I feel pretty good. I researched and selected the Grails framework which we're now using to make our small team of 3 (now 4 and soon to be 5) incredibly more productive. I designed and wrote the previous application and drove many of the choices which resulted in the positive reaction to the new application.

I'm really enjoying my job. My work is almost entirely autonomous. So I get to decide how I'm going to do things, solve interesting problems, recommend changes to critical design issues and create good, solid code. My boss is great and my coworkers are excellent as well.

Because of the nature of the job, I didn't have a whole lot of information when I decided to accept the offer back in April 2009. I'm really glad I took the job at LLNL over the other offer I had. I don't think I'd be nearly this autonomous or happy at the other company.

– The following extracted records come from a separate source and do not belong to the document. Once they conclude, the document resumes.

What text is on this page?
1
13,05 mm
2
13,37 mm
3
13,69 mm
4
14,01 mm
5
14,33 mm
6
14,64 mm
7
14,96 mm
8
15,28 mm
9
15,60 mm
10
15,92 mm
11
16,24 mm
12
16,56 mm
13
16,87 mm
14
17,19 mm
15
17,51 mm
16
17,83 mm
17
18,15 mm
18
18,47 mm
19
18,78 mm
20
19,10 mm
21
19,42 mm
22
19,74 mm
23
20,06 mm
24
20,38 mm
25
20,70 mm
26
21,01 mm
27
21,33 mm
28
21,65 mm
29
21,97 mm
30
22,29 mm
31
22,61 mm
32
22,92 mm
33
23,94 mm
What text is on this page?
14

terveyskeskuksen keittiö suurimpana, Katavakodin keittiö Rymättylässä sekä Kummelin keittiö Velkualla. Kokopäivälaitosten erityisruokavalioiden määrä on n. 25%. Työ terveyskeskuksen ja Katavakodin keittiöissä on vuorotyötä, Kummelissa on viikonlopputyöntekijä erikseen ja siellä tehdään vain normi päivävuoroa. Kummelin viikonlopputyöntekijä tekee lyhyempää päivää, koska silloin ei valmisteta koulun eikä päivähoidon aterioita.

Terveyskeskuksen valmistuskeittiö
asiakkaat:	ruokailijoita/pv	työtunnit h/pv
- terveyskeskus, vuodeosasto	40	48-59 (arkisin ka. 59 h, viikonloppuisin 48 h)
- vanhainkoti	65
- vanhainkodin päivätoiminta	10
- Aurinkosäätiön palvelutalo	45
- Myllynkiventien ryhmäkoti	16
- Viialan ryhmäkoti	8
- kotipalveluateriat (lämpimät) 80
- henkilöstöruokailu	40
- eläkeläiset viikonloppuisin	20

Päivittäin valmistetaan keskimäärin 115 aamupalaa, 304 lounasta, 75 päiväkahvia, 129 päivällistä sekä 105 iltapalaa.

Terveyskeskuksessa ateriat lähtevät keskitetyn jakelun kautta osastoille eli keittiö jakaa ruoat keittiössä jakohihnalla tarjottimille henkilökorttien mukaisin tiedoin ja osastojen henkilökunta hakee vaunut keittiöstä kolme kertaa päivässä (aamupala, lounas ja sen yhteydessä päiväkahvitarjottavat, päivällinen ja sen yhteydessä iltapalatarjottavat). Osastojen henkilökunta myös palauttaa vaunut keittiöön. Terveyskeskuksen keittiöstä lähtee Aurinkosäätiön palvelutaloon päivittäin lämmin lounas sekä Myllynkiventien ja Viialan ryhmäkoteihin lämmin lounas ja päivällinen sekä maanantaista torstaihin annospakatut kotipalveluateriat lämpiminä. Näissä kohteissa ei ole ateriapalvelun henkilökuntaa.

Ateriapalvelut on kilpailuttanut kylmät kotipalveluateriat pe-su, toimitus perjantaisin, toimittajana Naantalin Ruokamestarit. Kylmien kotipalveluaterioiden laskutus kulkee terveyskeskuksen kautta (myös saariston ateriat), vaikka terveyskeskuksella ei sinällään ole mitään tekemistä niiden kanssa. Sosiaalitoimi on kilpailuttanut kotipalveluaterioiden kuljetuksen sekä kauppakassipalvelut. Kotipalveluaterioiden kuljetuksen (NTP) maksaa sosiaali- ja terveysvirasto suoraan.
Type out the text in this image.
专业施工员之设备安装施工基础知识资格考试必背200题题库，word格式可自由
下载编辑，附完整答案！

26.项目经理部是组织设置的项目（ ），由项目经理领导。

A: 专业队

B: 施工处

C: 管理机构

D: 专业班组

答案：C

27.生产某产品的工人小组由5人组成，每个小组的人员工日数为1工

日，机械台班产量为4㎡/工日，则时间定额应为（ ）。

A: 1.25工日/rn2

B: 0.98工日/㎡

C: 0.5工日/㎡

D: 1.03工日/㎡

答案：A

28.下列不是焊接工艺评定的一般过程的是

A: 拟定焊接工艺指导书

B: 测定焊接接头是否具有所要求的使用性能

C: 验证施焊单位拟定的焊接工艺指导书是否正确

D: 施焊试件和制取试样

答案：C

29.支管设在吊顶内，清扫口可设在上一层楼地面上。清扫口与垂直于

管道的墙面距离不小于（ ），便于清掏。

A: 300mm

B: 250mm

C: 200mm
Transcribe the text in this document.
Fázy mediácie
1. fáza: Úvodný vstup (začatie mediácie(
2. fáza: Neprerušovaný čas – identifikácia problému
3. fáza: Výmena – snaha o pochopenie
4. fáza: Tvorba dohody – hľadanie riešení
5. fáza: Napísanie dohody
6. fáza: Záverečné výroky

The only frustrating part that I deal with regularly (aside from personal email not being available at work, though they are running a pilot program to remove that block) is that I can't write interesting blog posts about what I'm doing. (The other offer I had would have had the same restriction.) But the work is interesting and the impact is larger than I usually get to know. It's not unusual to have my boss say something like "Someone was using that new application and they really liked it, but we can't talk about what they were doing in this building." And since I pretty much never go to the buildings where we could talk about it I end up not knowing. But applications that I wrote are being used on an international scale to help keep people safe. And that's pretty cool.